I’m sitting here in the comforts of my own dining room/makeshift home office sipping a homemade peanut butter-strawberry-banana smoothie, eating Cincinnati’s famous Skyline chili (weird combo?) and generally enjoying life, wondering why I’m counting down the days until my return to the Hill (20!).
This summer, I’ve had it made. It started by me snagging one of those how’d-I-get-this-again? summer internships as an editorial intern for Cincinnati Magazine—a job that I enjoy so much, I could only love it more if they paid me…anything. Then I tried to get a paying part-time job to offset my dining out, shopping and being newly 21 expenses, but apparently no one wants to hire for a two-and-a-half-month stint. Thanks to the economy, I had a built-in excuse to spend non-internship days by the pool, and I had free weekends to visit my friends in Indiana.
This all would have gone more swimmingly if I had a bit more money left over from abroad, but by living frugally, not having a car (horrible experience) and moving home for the first summer since freshman year, I somehow made it financially—and mentally—to the last few weeks of the season.
So, it’s been fun, Cincinnati, but you’ve reminded me why I need to leave this city when I graduate. I’m so excited for school to start, I feel like my 13-year-old sister who bought her school supplies in a frenzy midway through July. This seems odd to me considering I wanted to transfer halfway through my first year and still hate the cold. But last fall, I really fell in love with Colby. It was the perfect semester. I lived with my three best friends, started becoming actual friends with my Echo coworkers/partners in crime, branched out to my neighbors and managed to only severely sprain my ankle rather than break it. I was on my way to having a banner year, but then I went abroad.

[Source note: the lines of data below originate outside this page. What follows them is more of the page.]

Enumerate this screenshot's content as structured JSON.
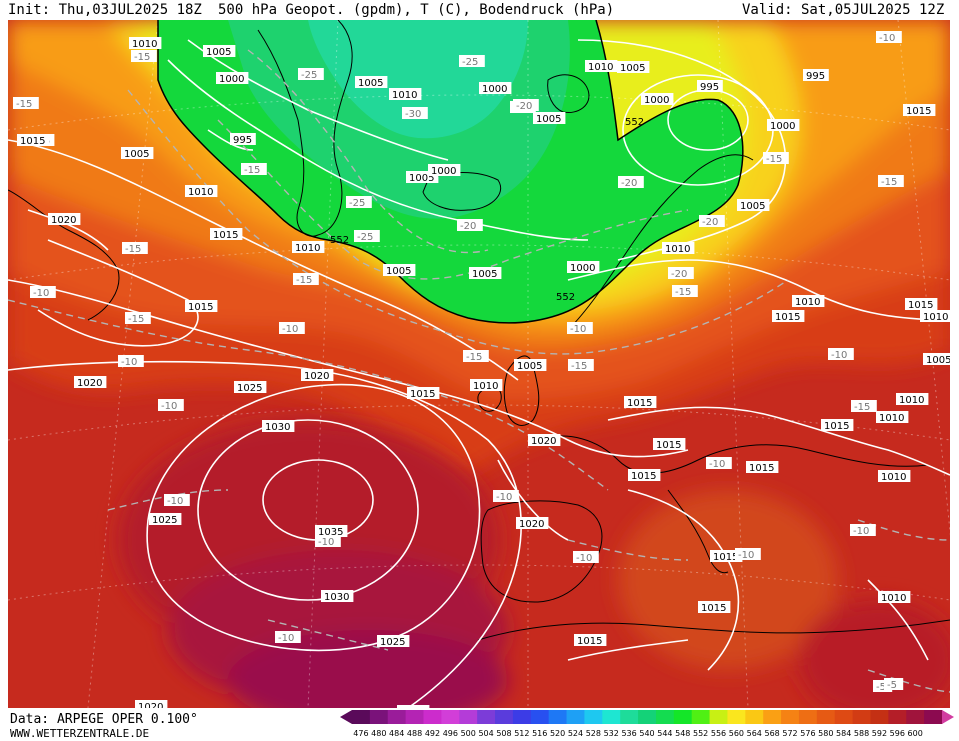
{
  "header": {
    "init": "Init: Thu,03JUL2025 18Z",
    "title": "500 hPa Geopot. (gpdm), T (C), Bodendruck (hPa)",
    "valid": "Valid: Sat,05JUL2025 12Z"
  },
  "footer": {
    "data_source": "Data: ARPEGE OPER 0.100°",
    "website": "WWW.WETTERZENTRALE.DE"
  },
  "legend": {
    "values": [
      "476",
      "480",
      "484",
      "488",
      "492",
      "496",
      "500",
      "504",
      "508",
      "512",
      "516",
      "520",
      "524",
      "528",
      "532",
      "536",
      "540",
      "544",
      "548",
      "552",
      "556",
      "560",
      "564",
      "568",
      "572",
      "576",
      "580",
      "584",
      "588",
      "592",
      "596",
      "600"
    ],
    "colors": [
      "#5a0a5a",
      "#7a127a",
      "#9a1c9a",
      "#b424b4",
      "#cc2ccc",
      "#d23ed8",
      "#b43cd8",
      "#7c3cd8",
      "#5a3cdc",
      "#3c3ce6",
      "#2850f0",
      "#1e78f5",
      "#1ea0f5",
      "#1ec8f0",
      "#1ee6d2",
      "#1edc9a",
      "#14d278",
      "#14dc50",
      "#14e628",
      "#50f014",
      "#c8f014",
      "#fae61e",
      "#fac814",
      "#faa014",
      "#f58214",
      "#ee6e14",
      "#e65a14",
      "#de4a14",
      "#d23c14",
      "#c43014",
      "#b41e28",
      "#a0143c",
      "#8c0a50"
    ]
  },
  "map": {
    "pressure_labels": [
      {
        "t": "1010"
      },
      {
        "t": "1005"
      },
      {
        "t": "1000"
      },
      {
        "t": "1005"
      },
      {
        "t": "1010"
      },
      {
        "t": "1000"
      },
      {
        "t": "1010"
      },
      {
        "t": "1005"
      },
      {
        "t": "995"
      },
      {
        "t": "1000"
      },
      {
        "t": "995"
      },
      {
        "t": "1015"
      },
      {
        "t": "1005"
      },
      {
        "t": "995"
      },
      {
        "t": "1005"
      },
      {
        "t": "1000"
      },
      {
        "t": "1005"
      },
      {
        "t": "1000"
      },
      {
        "t": "1010"
      },
      {
        "t": "1015"
      },
      {
        "t": "1020"
      },
      {
        "t": "1015"
      },
      {
        "t": "1010"
      },
      {
        "t": "1005"
      },
      {
        "t": "1005"
      },
      {
        "t": "1000"
      },
      {
        "t": "1010"
      },
      {
        "t": "1005"
      },
      {
        "t": "1015"
      },
      {
        "t": "1010"
      },
      {
        "t": "1015"
      },
      {
        "t": "1015"
      },
      {
        "t": "1010"
      },
      {
        "t": "1005"
      },
      {
        "t": "1020"
      },
      {
        "t": "1025"
      },
      {
        "t": "1020"
      },
      {
        "t": "1015"
      },
      {
        "t": "1010"
      },
      {
        "t": "1005"
      },
      {
        "t": "1015"
      },
      {
        "t": "1010"
      },
      {
        "t": "1030"
      },
      {
        "t": "1020"
      },
      {
        "t": "1015"
      },
      {
        "t": "1015"
      },
      {
        "t": "1015"
      },
      {
        "t": "1015"
      },
      {
        "t": "1010"
      },
      {
        "t": "1025"
      },
      {
        "t": "1035"
      },
      {
        "t": "1020"
      },
      {
        "t": "1015"
      },
      {
        "t": "1030"
      },
      {
        "t": "1015"
      },
      {
        "t": "1010"
      },
      {
        "t": "1025"
      },
      {
        "t": "1015"
      },
      {
        "t": "1020"
      },
      {
        "t": "1020"
      },
      {
        "t": "1015"
      },
      {
        "t": "1010"
      }
    ],
    "temp_labels": [
      {
        "t": "-15"
      },
      {
        "t": "-25"
      },
      {
        "t": "-25"
      },
      {
        "t": "-25"
      },
      {
        "t": "-30"
      },
      {
        "t": "-25"
      },
      {
        "t": "-15"
      },
      {
        "t": "-15"
      },
      {
        "t": "-15"
      },
      {
        "t": "-20"
      },
      {
        "t": "-25"
      },
      {
        "t": "-20"
      },
      {
        "t": "-20"
      },
      {
        "t": "-20"
      },
      {
        "t": "-20"
      },
      {
        "t": "-15"
      },
      {
        "t": "-15"
      },
      {
        "t": "-10"
      },
      {
        "t": "-10"
      },
      {
        "t": "-15"
      },
      {
        "t": "-10"
      },
      {
        "t": "-10"
      },
      {
        "t": "-15"
      },
      {
        "t": "-15"
      },
      {
        "t": "-10"
      },
      {
        "t": "-15"
      },
      {
        "t": "-10"
      },
      {
        "t": "-10"
      },
      {
        "t": "-10"
      },
      {
        "t": "-10"
      },
      {
        "t": "-10"
      },
      {
        "t": "-10"
      },
      {
        "t": "-10"
      },
      {
        "t": "-10"
      },
      {
        "t": "-5"
      },
      {
        "t": "-10"
      },
      {
        "t": "-5"
      },
      {
        "t": "-15"
      },
      {
        "t": "-10"
      },
      {
        "t": "-15"
      },
      {
        "t": "-5"
      }
    ],
    "geopot_labels": [
      {
        "t": "552"
      },
      {
        "t": "552"
      },
      {
        "t": "552"
      }
    ]
  }
}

Living in Bologna, Italy for five months was nothing like I expected. The natives didn’t speak English, so I had to become “fluent,” live with Italian students and take all my coursework in Italian. I hated it, at first. In fact, I wanted to come back to Colby in time for spring semester to start. I thought that Colby was what I missed, but that couldn’t have been it. All of my friends—literally, my six closest friends—were abroad, too, so there was nothing to go back to.
Sure, the English department is great, but I wasn’t going to hang out with Sadoff’s latest brutally graded essay on a Friday night. I’m glad I didn’t come home. Italy and all its associated traveling turned out to be the best experience of my life—typical abroad story, I know, sorry.
I appreciate it more now that I’m back in Ohio, living an easy (but dull) life. And when I reunite with all my friends in the fall, it’s going to be that much better. Preparing to create the Orientation issue of the Echo this summer has made me stoked for being co-editors with Allie, one of my best friends, as well. I love all the editors on our staff—probably because I’ve had an overwhelming affection for the senior class as of late—and I can’t believe I missed them and our loooong Tuesday nights this much.
I know that as soon as classes start, and we all get back into the same boring routine, I’ll be humming a different tune, still out of key. But then I’ll remember that we have pub nights, senior apartments, spring break trips and senior week to look forward to, and the only thing that can possibly be bad about this year is that it’s the last one.